Sometimes, finding an activity within financial means is challenging, which is where it is essential to harness creativity. Creating a memory book is a fun way to re-experience the best memories you had with a partner. This can be done online or with printed photos. Creating a memory book allows you to reminisce on good times. When conflict arises, having a collection of positive moments with your partner can ease some tension.
Another creative way to increase experiential intimacy is to add structure to dating, such as with alphabet dating. Alphabet dating means picking dates that start with consecutive letters in the alphabet. Not only can you go on different types of dates, but you also get to spend time planning activities together. An “A” date could be to eat acai bowls and visit an aquarium. Experiencing new dates allows couples to create new memories and open new dialogues.
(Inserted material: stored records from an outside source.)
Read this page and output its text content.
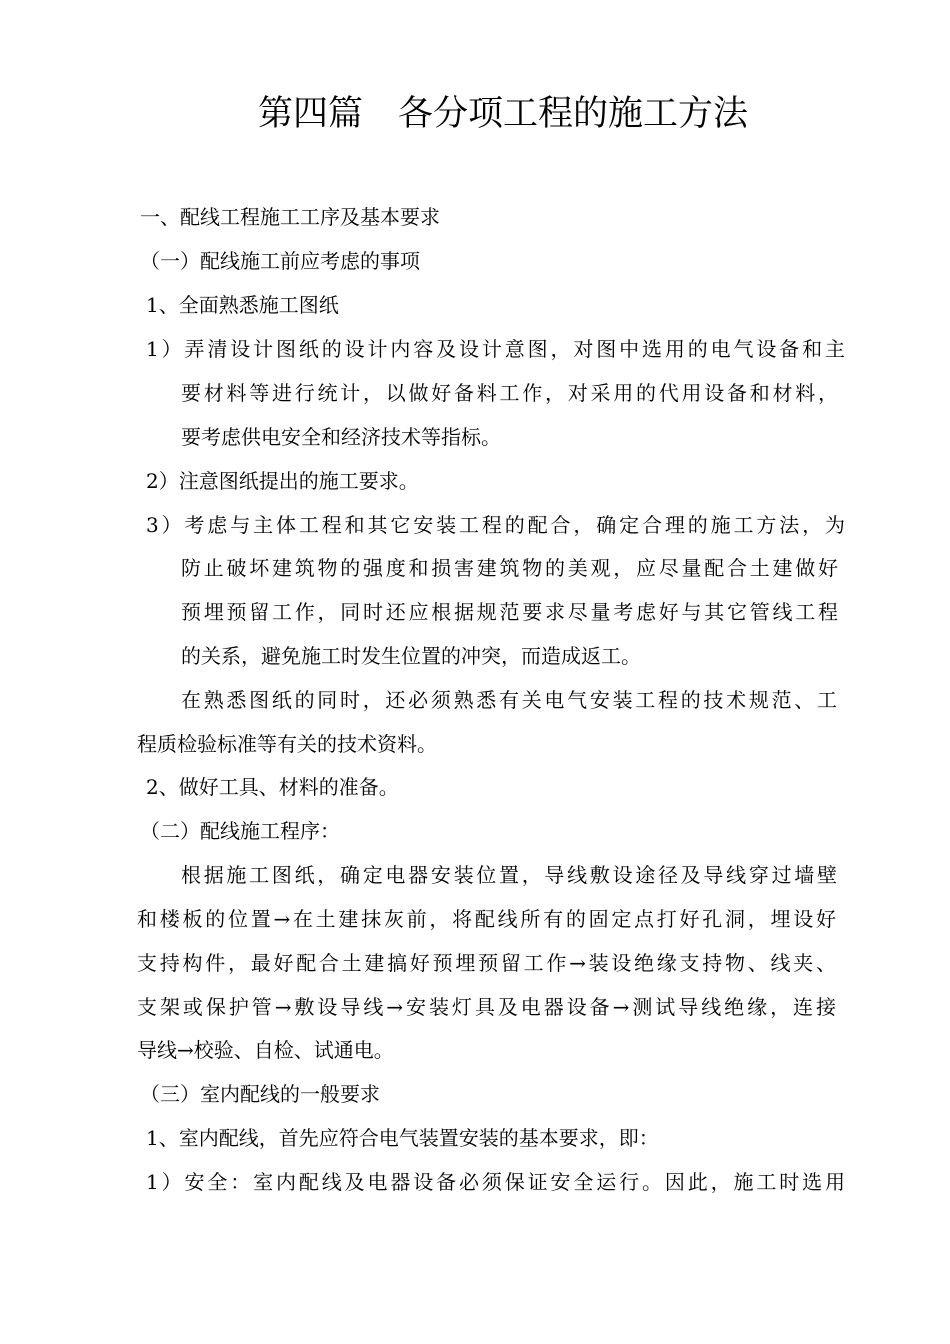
第四篇　各分项工程的施工方法
一、配线工程施工工序及基本要求
（一）配线施工前应考虑的事项
1、全面熟悉施工图纸
1）弄清设计图纸的设计内容及设计意图，对图中选用的电气设备和主
要材料等进行统计，以做好备料工作，对采用的代用设备和材料，
要考虑供电安全和经济技术等指标。
2）注意图纸提出的施工要求。
3）考虑与主体工程和其它安装工程的配合，确定合理的施工方法，为
防止破坏建筑物的强度和损害建筑物的美观，应尽量配合土建做好
预埋预留工作，同时还应根据规范要求尽量考虑好与其它管线工程
的关系，避免施工时发生位置的冲突，而造成返工。
在熟悉图纸的同时，还必须熟悉有关电气安装工程的技术规范、工
程质检验标准等有关的技术资料。
2、做好工具、材料的准备。
（二）配线施工程序：
根据施工图纸，确定电器安装位置，导线敷设途径及导线穿过墙壁
和楼板的位置→在土建抹灰前，将配线所有的固定点打好孔洞，埋设好
支持构件，最好配合土建搞好预埋预留工作→装设绝缘支持物、线夹、
支架或保护管→敷设导线→安装灯具及电器设备→测试导线绝缘，连接
导线→校验、自检、试通电。
（三）室内配线的一般要求
1、室内配线，首先应符合电气装置安装的基本要求，即：
1）安全：室内配线及电器设备必须保证安全运行。因此，施工时选用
Couples who have difficulty breaking out of negative cycles of interactions to make positive experiences together should consult with a therapist. Counselors can help by educating, providing new insights, and experiential interventions to boost intimacy.
Spiritual Intimacy
When spiritually intimate couples share values, create rituals, and support one another's spiritual growth. Life gets overwhelming, and we begin to ask ourselves big questions. Having someone to reflect on these ideas can build a deep relationship between partners.
Sharing values is a way to boost partnership with a loved one. Understanding oneself and one’s partner helps couples create goals together. This list of values gives examples of what is most important in life. Couples who work toward common goals have opportunities to strengthen the foundations on which their relationship was built.
Create rituals to honor beliefs, feelings, and important events to increase spiritual intimacy. Some couples have a shared religion that provides structure to honor beliefs and values. Couples who do not follow a specific religion can create new traditions that honor significant moments in the relationship. For example, a couple may spend Saturday mornings at a park, walking, talking, and reflecting. Partners may practice gratitude for each other, their spiritual connection, and other aspects of life, whether through dialogue, writing, or prayer. Exploring spiritual texts through videos or books is another way to grow spiritually intimate together. Supporting spiritual growth can deepen the bond between partners, creating a sense of purpose within and beyond the relationship.